Update (October 26, 2016)
in the meantime the book has moved from LeanPub to GitBook. It also turned out to be a lot more demanding than I thought.
It is coming together though:
Looking for contributors for various chapters:
- 1000 genomes project
and many others.
I have been teaching bioinformatics courses for a few years now and I have always felt that existing resources were inadequate.
Most are either too programming and unix oriented or too focused on one particular "protocol" ignoring alternatives that may produce different results. In addition most resources tend to focus on installation and running the tool rather than understanding the outputs. Disclaimer: I am guilty of this as well! I always felt that I had to start from zero each time I write a guide and towards the end there is too much material already and I have to cut short at the most interesting parts. But that is because there has never been an updated and reliable resource that I can refer people to. Until now.

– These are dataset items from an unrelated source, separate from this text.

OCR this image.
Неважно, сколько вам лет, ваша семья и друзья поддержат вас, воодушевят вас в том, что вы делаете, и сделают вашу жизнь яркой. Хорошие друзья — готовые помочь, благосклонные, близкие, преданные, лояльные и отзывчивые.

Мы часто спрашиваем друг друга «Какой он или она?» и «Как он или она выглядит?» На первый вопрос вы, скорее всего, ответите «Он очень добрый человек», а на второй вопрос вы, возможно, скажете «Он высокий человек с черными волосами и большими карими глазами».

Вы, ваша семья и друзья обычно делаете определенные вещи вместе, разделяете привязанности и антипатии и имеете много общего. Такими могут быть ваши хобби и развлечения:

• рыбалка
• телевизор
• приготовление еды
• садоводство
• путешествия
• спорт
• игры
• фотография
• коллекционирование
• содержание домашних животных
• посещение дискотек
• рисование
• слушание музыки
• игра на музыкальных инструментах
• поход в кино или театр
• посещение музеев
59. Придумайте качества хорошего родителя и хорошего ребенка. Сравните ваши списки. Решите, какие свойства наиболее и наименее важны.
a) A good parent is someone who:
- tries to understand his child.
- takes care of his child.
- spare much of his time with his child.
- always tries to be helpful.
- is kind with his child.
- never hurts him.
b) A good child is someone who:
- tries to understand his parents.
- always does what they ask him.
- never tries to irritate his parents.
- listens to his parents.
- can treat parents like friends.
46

I am starting a "bioinformatics handbook" resource it is called the Biostar Handbook. I would like it be a repository of practical advice on bioinformatics methods, a resource that is useful to both beginners and advanced users, a collection of curated experiences of bioinformaticians around the world. The book will be comprehensive with ebook and online components that will continue to grow and expand over the years. It will come at very low cost of about $25 to ensure that the task of maintaining, correcting and supporting it won't solely require personal enthusiasm and could be contracted out if necessary.
I would like to invite everyone to contribute via GitHub: you will retain authorship, copyright and distribution rights on all content you create. And since we are creating the ultimate guide to Bioinformatics ;-) I think it will be great adventure for everyone involved.
Help us create the best bioinformatics resource that was ever conceived!